Currents of Memory
Writer Sheila Regan reviews Nina Canell's exhibition, "Stray Warmings," at Midway Contemporary Art in Minneapolis through April 6.
Walking through Stray Warmings, an exhibition now at Midway Contemporary Art, is like walking through a junkyard. The work is by by Nina Canell, an artist born in Sweden, educated in Dublin, and who currently works in Berlin; there are bits of scrap metal lying around, obscure electrical devices, chewing gum, sticks and nails, all scattered about, seemingly haphazardly. Canell creates a space that echoes with the decline of civilization, filled with objects that could have once been majestic but have since fallen to ruin, monuments marking some greater time.
The show was inspired, in part, by the artist’s September 2011 trip to the Twin Cities, at which time she toured Minneapolis’s St. Anthony Main park, near the Midway neighborhood’s old hydro-electric plant. In a February 16 talk at the gallery, Canell said she was struck by the “remnants of electricity production,” she saw there. That said, she doesn’t view her work as site-specific; rather, the artist describes the influence of the locale on her work as a kind of associative memory that drives the way she assembles objects, a riff on the atmosphere she encountered in that place.
There’s a quality of abandonment in the exhibition — she’s created a place characterized by relics of our industrial world. Her use of copper as a medium for work, in particular, heightens the sense of decay. Canell has treated the copper in different ways, lending the pieces an array of blues and greens, in addition to the rich copper color of the freshly exposed material; in some cases, she’s worked the copper in such a way as to bleach out the color altogether. And the metal will also oxidize over time, continuing to change and evolve by virtue of the material itself, so that the show won’t look quite the same at the end of the run as it did in the beginning. These works inevitably “undo themselves over time,” she says.

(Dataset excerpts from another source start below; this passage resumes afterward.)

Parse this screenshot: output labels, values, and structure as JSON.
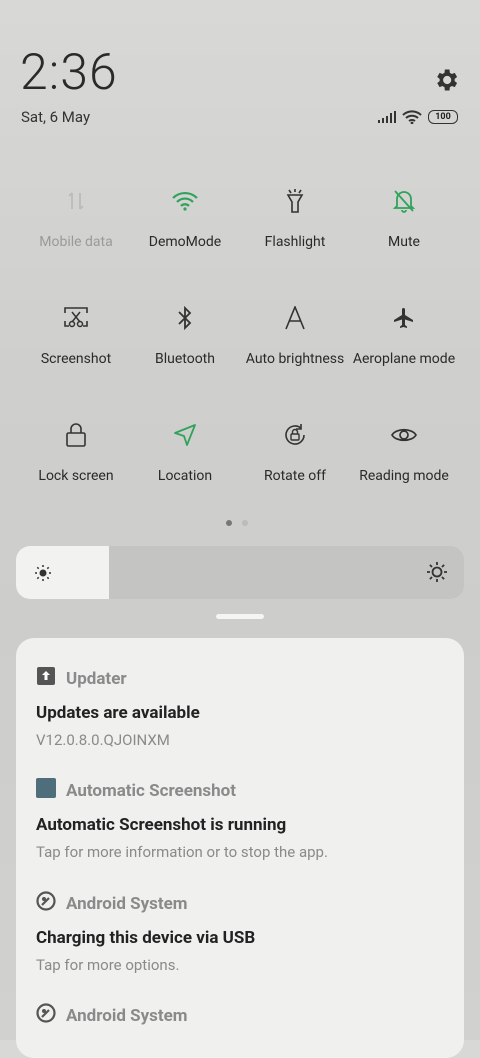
{
  "status": {
    "time": "2:36",
    "date": "Sat, 6 May",
    "battery": "100"
  },
  "tiles": [
    {
      "label": "Mobile data",
      "icon": "mobile-data-icon",
      "active": false
    },
    {
      "label": "DemoMode",
      "icon": "wifi-icon",
      "active": true
    },
    {
      "label": "Flashlight",
      "icon": "flashlight-icon",
      "active": false
    },
    {
      "label": "Mute",
      "icon": "mute-bell-icon",
      "active": true
    },
    {
      "label": "Screenshot",
      "icon": "screenshot-icon",
      "active": false
    },
    {
      "label": "Bluetooth",
      "icon": "bluetooth-icon",
      "active": false
    },
    {
      "label": "Auto brightness",
      "icon": "auto-brightness-icon",
      "active": false
    },
    {
      "label": "Aeroplane mode",
      "icon": "airplane-icon",
      "active": false
    },
    {
      "label": "Lock screen",
      "icon": "lock-icon",
      "active": false
    },
    {
      "label": "Location",
      "icon": "location-icon",
      "active": true
    },
    {
      "label": "Rotate off",
      "icon": "rotate-lock-icon",
      "active": false
    },
    {
      "label": "Reading mode",
      "icon": "eye-icon",
      "active": false
    }
  ],
  "notifications": [
    {
      "app": "Updater",
      "title": "Updates are available",
      "text": "V12.0.8.0.QJOINXM"
    },
    {
      "app": "Automatic Screenshot",
      "title": "Automatic Screenshot is running",
      "text": "Tap for more information or to stop the app."
    },
    {
      "app": "Android System",
      "title": "Charging this device via USB",
      "text": "Tap for more options."
    },
    {
      "app": "Android System",
      "title": "",
      "text": ""
    }
  ],
  "colors": {
    "accent_green": "#2fa35a",
    "text": "#2a2a2a",
    "muted": "#8a8a8a"
  }
}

Clumped in the center of the gallery is the titular piece, Stray Warmings, comprised of several groupings of copper pipes. A pile of them lie on the floor and, nearby, two other pipes are propped up on stones with glass bulbs on top, alongside a couple of other sculptural conglomerations of pipes that look like the beginnings of structures, or perhaps all that remains of something that existed long ago. The upright poles with the glass bulbs have a certain stoic grandeur, as if they are the last ruins standing from some formerly glorious city. The work reads like an homage from a future looking back at the current day, made with material that is so much a part of our present electrical infrastructure.
Elsewhere, in Forgotten Curve, Canell uses copper to frame dyed thread; in Slight Heat of the Eyelid the copper frames nothing at all, just glass and empty space. These frames elevate the usually utilitarian material, while also suggesting an electric current — an unseen magnetism — that exists beyond our means of perception.
In another piece, Softer Corner, two copper poles are joined by neon at one end and cables at the other, forming a half-hearted square. The title of the work is literal in that the structure counters the sharp 90-degree corner of the room with a rounded edge. The arrangement of copper, cable and light interacts both with the space inside and outside its bounds. There’s a heightened sense of magnetic energy within the enclosed shape. But with no obvious entrance into that inner space — you would have to walk over the copper poles, actually climb into the work — the installation doesn’t particularly invite a viewer personally to partake of that energy. In the space beyond the soft corner, a diffuse blue light radiates from the neon, giving off a comforting glow that makes the cement floor just a tad homier than it would be otherwise.
The science Canell employs to achieve these effects isn’t the kind you’d see in a lab, but rather exists in a more theoretical realm. She’s more interested in the idea of electricity itself than its usefulness for powering other things. While she certainly uses some engineering tricks to achieve her desired effect — such as real magnets and electrical currents — the work is broader than any one physical or chemical reaction that happens in and among the materials. Rather Canell is using them as a starting point from which to explore concepts of atmosphere, entropy, magnetism as a pathway for probing our very existence.
In Mender, a single nail is positioned with its head flat against the wall and its tail shooting out, perpendicular to the wall. So begins a chain of nails, warped in angles of various degrees, thanks to a magnet placed nearby, pulling on them. It’s a beautiful example of the precarious and magical wonder of magnetic influence: nails in a row, fixed in position for the moment, but each increasingly poised to fall out of place with the slightest disruption.
Canell’s sense of humor shines through the work here, as well. Take the two chewed-up wads of gum in Remembrance (Colourless), hidden in the corner: they’re MacGyver-ready, waiting for deployment as a quick-fix gadget, a funny play on technology and a nod to childish science experiments. That wink mirrors the playfulness of the exhibition as a whole — a celebration of the magic humans create from raw materials culled from the earth before their own inevitable return to that very same dust.
Related exhibition information: Nina Canell – Stray Warmings will be on view at Midway Contemporary Art in Minneapolis through April 6, 2013.